La pelea no acabó allí. La Federación Francesa de Ciclismo, cinco días después, devolvió la victoria a Mahé lo que provocó la inmediata reclamación de la Federación Italiana ante la Unión Ciclista Internacional. Aquello ya se había convertido en una pelea entre países a través de sus respectivas federaciones. La UCI, tras intensos debates que tuvo a la opinión pública entretenida durante meses, resolvió en agosto (cien días después de que se disputase la prueba) declarar nula la carrera y revisar esa decisión en la asamblea que celebrabaría en el mes de noviembre. Más presiones, más llamadas, más reuniones. Los italianos y los franceses no dejaron de maniobrar en ese tiempo. Querían la victoria para sus corredores, pero de algún modo también estaban discutiendo por el poder en el mundo del ciclismo. Finalmente la asamblea de la UCI reunida en Zúrich decidió que la París-Roubaix de 1949 tuviese dos ganadores de forma oficial. André Mahé y Serse Coppi eran vencedores "ex aequo" de la carrera. Una solución diplomática que no gustó del todo a sus protagonistas aunque tampoco disgustó en exceso. Curiosamente aquella controvertida victoria se convertiría en la más importante que a lo largo de sus carreras conseguirían tanto Mahé como Serse Coppi.

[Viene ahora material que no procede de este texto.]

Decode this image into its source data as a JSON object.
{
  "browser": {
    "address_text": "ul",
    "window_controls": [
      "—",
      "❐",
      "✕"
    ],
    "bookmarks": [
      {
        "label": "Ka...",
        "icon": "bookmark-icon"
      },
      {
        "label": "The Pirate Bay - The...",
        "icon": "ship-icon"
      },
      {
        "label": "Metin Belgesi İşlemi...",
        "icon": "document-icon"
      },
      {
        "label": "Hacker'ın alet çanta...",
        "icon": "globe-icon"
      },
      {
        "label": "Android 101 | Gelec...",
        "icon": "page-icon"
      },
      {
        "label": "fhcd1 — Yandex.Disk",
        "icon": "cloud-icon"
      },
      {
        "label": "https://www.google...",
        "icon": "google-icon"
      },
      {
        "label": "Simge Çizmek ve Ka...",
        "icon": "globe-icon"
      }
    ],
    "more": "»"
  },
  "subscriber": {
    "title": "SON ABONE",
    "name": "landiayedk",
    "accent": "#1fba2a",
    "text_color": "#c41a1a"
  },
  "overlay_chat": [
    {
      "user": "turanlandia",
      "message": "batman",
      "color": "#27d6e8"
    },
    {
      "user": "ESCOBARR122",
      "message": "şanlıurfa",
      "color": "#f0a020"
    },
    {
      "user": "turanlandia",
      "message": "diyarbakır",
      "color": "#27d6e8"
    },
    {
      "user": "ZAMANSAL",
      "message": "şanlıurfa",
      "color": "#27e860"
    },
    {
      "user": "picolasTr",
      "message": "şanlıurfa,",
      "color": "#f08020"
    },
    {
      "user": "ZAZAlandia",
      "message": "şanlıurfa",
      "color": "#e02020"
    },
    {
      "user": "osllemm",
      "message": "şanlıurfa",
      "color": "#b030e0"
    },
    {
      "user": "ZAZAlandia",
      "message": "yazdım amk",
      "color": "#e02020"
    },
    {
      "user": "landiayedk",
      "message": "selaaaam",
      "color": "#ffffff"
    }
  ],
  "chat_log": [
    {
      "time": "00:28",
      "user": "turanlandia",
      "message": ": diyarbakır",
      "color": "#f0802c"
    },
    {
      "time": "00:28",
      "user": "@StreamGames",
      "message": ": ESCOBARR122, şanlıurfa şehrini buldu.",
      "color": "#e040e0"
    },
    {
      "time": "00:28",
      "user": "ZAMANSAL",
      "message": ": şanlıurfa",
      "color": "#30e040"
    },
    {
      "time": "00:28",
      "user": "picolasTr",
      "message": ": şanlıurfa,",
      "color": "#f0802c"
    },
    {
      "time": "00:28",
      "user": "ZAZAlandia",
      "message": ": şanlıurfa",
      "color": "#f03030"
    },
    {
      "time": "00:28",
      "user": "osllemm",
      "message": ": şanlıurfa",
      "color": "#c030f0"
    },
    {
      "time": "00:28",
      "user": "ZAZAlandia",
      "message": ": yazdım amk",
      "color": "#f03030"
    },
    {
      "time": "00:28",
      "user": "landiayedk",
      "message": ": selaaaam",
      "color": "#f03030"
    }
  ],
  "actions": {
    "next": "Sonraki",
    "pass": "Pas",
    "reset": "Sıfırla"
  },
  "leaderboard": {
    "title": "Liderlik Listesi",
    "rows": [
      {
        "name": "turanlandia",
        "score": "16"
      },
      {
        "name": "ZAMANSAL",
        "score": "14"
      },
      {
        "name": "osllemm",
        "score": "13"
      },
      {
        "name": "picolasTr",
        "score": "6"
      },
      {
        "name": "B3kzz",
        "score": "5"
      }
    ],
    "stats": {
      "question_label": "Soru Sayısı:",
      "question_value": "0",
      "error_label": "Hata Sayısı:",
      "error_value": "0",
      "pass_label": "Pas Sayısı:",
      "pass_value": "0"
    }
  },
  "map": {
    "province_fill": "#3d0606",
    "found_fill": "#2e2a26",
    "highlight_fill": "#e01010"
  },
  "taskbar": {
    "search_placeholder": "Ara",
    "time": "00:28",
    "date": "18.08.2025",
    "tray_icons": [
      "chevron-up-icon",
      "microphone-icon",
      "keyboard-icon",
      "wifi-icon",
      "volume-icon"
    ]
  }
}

Cuentan que en el fondo de aquella rocambolesca decisión estuvo la amenaza que Coppi, todo un carácter, hizo a los organizadores de no volver a correr esa clásica si no le concedían el triunfo a su hermano. Sea cierto o no, la cuestión es que el gran Fausto estuvo en la línea de salida de 1950 y ganó tras ofrecer un verdadero recital. Pero ese ya es otro cuento.